• Patan dhoka, Lalitpur, Nepal
  • Raconteurs sing songs of love

    12.11.2013

    Laxmi Murthy

    Hri weaves magic with love legends in Burkina Faso, recounts Laxmi Murthy.

    This year, the Prince Claus Fund Network Partners had the privilege of becoming part of a wonderful creative process in Burkina Faso. Hosted in the Bougsemtenga district of Ouagadougou, by Compagnie Falinga, one of the PCF Network Partners the “Mini Recreatrale” was conceptualised on the lines of the Recreatrales, one of the biggest and most unique theatre festivals in Africa. The vision was the same: to create theatres close to the citizens and help initiate a social dialogue. Each Network Partner brought with them their inimitable culture, art and literature. From Syria, Dox Box showcased documentary films and the Museum of Antioquia held a workshop with children who articulated their vision of what heritage meant to them. Alta Tecnologia Andina (ATA) from Peru created an installation of the sea and sea creatures, while San Art from Vietnam shared an audio installation of market sounds from across the globe. The family portraits put together by the Arab Image Foundation from Beirut had strong resonances with the local community. Likewise, the mini-library set up by International Alliance of Independent Publishers saw children from the community flocking to read, while workshops with them drew out their creativity. The Tirana Institute of Contemporary Art, Albania, had children using their creativity on gourds, to envision the “dream city” – on the clouds!

    The Hri Institute’s oral history initiative “Love: The Stuff of Legends, the Stuff of Daily Life”was premised on the belief that everybody has a love story. Some keep it close to their hearts; some write about it; some sing; and some compose poetry. Some die with secrets, and their legends live on. Tales of overwhelming love thwarted by the forces of societal constraint and circumstance are a staple across Southasia, all the way from the mountains of Afghanistan to the coast of Sri Lanka. Even as the unrequited love shared by two individuals is the focal point of these stories, they can be read at a number of levels. To begin with, they contain a wealth of information on the cultural norms and compulsions of the times; ranging from the laws of inheritance, the societal view of outsiders, the nature of the people’s relation with their rulers, to the societal, community and familial hierarchy of the times, among other issues.

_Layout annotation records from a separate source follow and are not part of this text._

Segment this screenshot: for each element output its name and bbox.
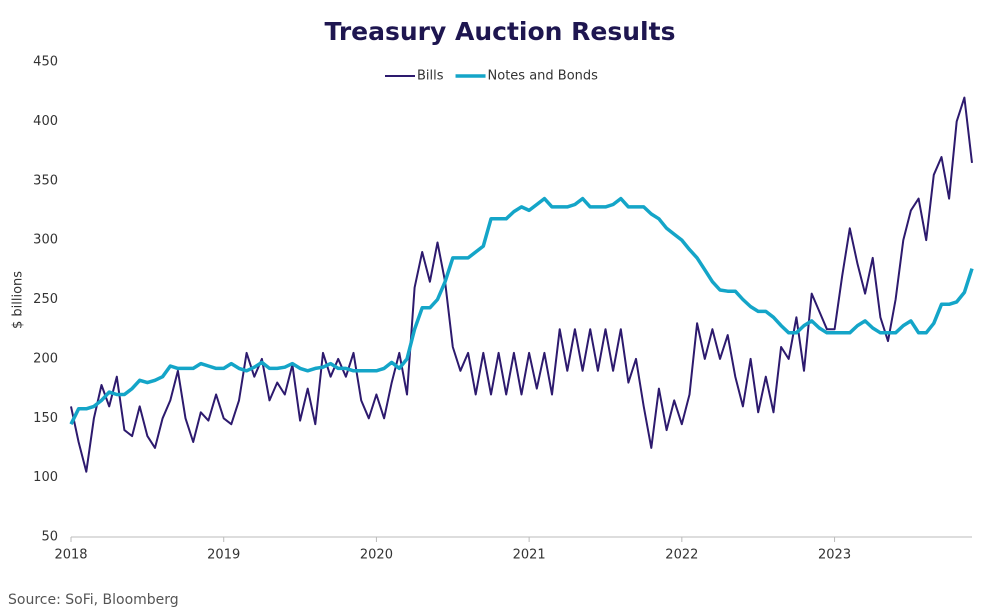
legend-label: Bills xyxy=(417,69,444,84)
y-tick-label: 150 xyxy=(33,411,58,426)
x-tick-label: 2022 xyxy=(665,548,698,563)
line-series xyxy=(70,96,973,473)
x-tick-label: 2021 xyxy=(513,548,546,563)
y-tick-label: 400 xyxy=(33,114,58,129)
y-axis-label: $ billions xyxy=(11,271,26,329)
y-tick-label: 250 xyxy=(33,292,58,307)
legend-label: Notes and Bonds xyxy=(488,69,599,84)
x-tick-label: 2019 xyxy=(207,548,240,563)
y-tick-label: 200 xyxy=(33,351,58,366)
x-tick-label: 2018 xyxy=(54,548,87,563)
x-tick-label: 2023 xyxy=(818,548,851,563)
y-tick-label: 450 xyxy=(33,55,58,70)
line-series xyxy=(69,196,974,425)
y-tick-label: 300 xyxy=(33,233,58,248)
y-tick-label: 50 xyxy=(41,530,58,545)
source-note: Source: SoFi, Bloomberg xyxy=(8,592,179,608)
x-tick-label: 2020 xyxy=(360,548,393,563)
y-tick-label: 100 xyxy=(33,470,58,485)
chart-title: Treasury Auction Results xyxy=(325,17,676,46)
y-tick-label: 350 xyxy=(33,173,58,188)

    At the Mini Recreatrale in Ouagadougou, we decided to create a space where people could come and tell their love stories – their own, or stories they have heard, stories that have gone down as legend. The stories were sung, narrated and performed, and the recordings (audio and video) were played back in the same space and well as documented for an archive. The vibrant story telling session began with Boukary Tarnagda related a Mossi story in French, about incestuous love between a brother and sister. The audience listened enthralled as Boukary’s lilting voice transported them to the burning jungles where a defiant Sarata throws herself into the forbidden relationship that ultimately destroys her entire clan. Pascalina Ouedrago’s enchanting story in the Morey language about love that bloomed in the first days of the world had the listeners demanding more.  And Ouedrago Wilfred’s timeless story of a wife’s unconditional love for her husband exposed fissures in the family that most of us are familiar with. What was striking was the universality of the narratives, the common threads that describe the human condition the world over. The expressions of love, longing, despair or jealously might vary, but the identification with these emotions cut across cultural and national barriers. The process of playing back the narratives to the community on a TV screen in the courtyard of a house in Bousemtenga, was an exercise in simultaneously contributing to and deriving from the public and personal archive of memory.